Même chose pour la viande : s’il produisait six animaux pour la boucherie chaque semaine, il n’en livre plus que deux. Une façon de redresser l’entreprise, mais aussi de reprendre le contrôle sur l’ensemble de la chaîne de valeur. « Je veux considérer que chacune de mes 500 bêtes, et chaque litre de lait est un trésor. », confie-t-il. Cette exigence du luxe, il en a fait une exigence de vie. À bosser sept jours sur sept, minimum douze heures par jour. En moyenne, il prend un jour de repos par mois. Jusqu’à il y a peu, il vivait encore comme un moine, dans une chambre d’un gîte intercommunal à proximité, en atteste la photo qu’il nous montre sur son portable en souriant.
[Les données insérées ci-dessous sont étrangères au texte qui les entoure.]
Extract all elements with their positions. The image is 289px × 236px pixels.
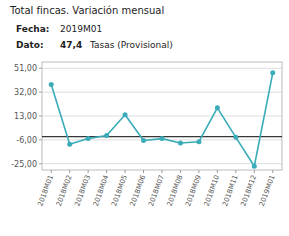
point xyxy=(233,135,238,140)
point xyxy=(270,70,275,75)
plot-frame xyxy=(42,62,282,170)
y-tick-label: -25,00 xyxy=(11,160,37,169)
point xyxy=(215,105,220,110)
x-tick xyxy=(51,170,52,173)
point xyxy=(104,133,109,138)
x-tick-label: 2018M02 xyxy=(55,174,74,208)
x-tick xyxy=(235,170,236,173)
grid-line xyxy=(42,116,282,117)
x-tick-label: 2018M03 xyxy=(73,174,92,208)
point xyxy=(49,82,54,87)
x-tick-label: 2018M12 xyxy=(239,174,258,208)
x-tick-label: 2018M08 xyxy=(166,174,185,208)
line-group xyxy=(51,73,273,166)
y-tick-label: 51,00 xyxy=(14,64,37,73)
point xyxy=(196,139,201,144)
annotation: Dato: xyxy=(16,40,44,50)
grid-line xyxy=(42,92,282,93)
x-tick xyxy=(88,170,89,173)
x-tick xyxy=(69,170,70,173)
x-tick xyxy=(198,170,199,173)
x-tick-label: 2019M01 xyxy=(258,174,277,208)
x-tick-label: 2018M01 xyxy=(36,174,55,208)
y-tick-label: -6,00 xyxy=(16,136,37,145)
point xyxy=(160,136,165,141)
annotation: Tasas (Provisional) xyxy=(89,40,173,50)
series-line xyxy=(51,73,273,166)
chart-container: Total fincas. Variación mensual Fecha: 201… xyxy=(0,0,289,236)
point xyxy=(178,141,183,146)
point xyxy=(141,138,146,143)
x-tick xyxy=(143,170,144,173)
x-tick-label: 2018M10 xyxy=(203,174,222,208)
chart-svg: Total fincas. Variación mensual Fecha: 201… xyxy=(0,0,289,236)
x-tick-label: 2018M05 xyxy=(110,174,129,208)
y-tick-label: 32,00 xyxy=(14,88,37,97)
x-tick xyxy=(272,170,273,173)
x-tick xyxy=(162,170,163,173)
annotation: Fecha: xyxy=(16,24,49,34)
series-group xyxy=(49,70,276,168)
annotation: 2019M01 xyxy=(60,24,102,34)
x-tick-label: 2018M06 xyxy=(129,173,148,207)
x-tick-label: 2018M07 xyxy=(147,174,166,208)
point xyxy=(123,112,128,117)
grid-line xyxy=(42,68,282,69)
point xyxy=(252,164,257,169)
y-tick-label: 13,00 xyxy=(14,112,37,121)
point xyxy=(86,136,91,141)
grid-line xyxy=(42,163,282,164)
x-tick xyxy=(125,170,126,173)
x-tick xyxy=(217,170,218,173)
x-tick xyxy=(180,170,181,173)
point xyxy=(67,142,72,147)
annotation: 47,4 xyxy=(60,40,82,50)
x-tick xyxy=(254,170,255,173)
x-tick xyxy=(106,170,107,173)
x-tick-label: 2018M09 xyxy=(184,174,203,208)
x-tick-label: 2018M11 xyxy=(221,174,240,208)
title: Total fincas. Variación mensual xyxy=(9,5,164,16)
x-tick-label: 2018M04 xyxy=(92,173,111,207)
Désormais, il s’est installé dans une maison, juste à côté de son exploitation. Un quotidien « en mode commando », selon ses mots, qu’il assume pleinement. « J’ai toujours vécu chichement. Je suis content de toucher à l’essence des choses. » C’est probablement ce qu’il veut nous montrer, quand il nous emmène faire un tour à quelques kilomètres de là, en plein champ, où une quinzaine de vaches pâturent au grand air en cette froide matinée de février. « Finalement, dans le luxe, il y a quelque chose de très humain et très local. Le luxe ne doit pas tricher », observe-t-il songeur. En faisant le choix de maîtriser de bout en bout la production de son beurre et de sa viande, le Breton a choisi d’incarner le luxe dans son expression la plus pure, le respect de la nature dans le produit et une abnégation hors norme dans le travail.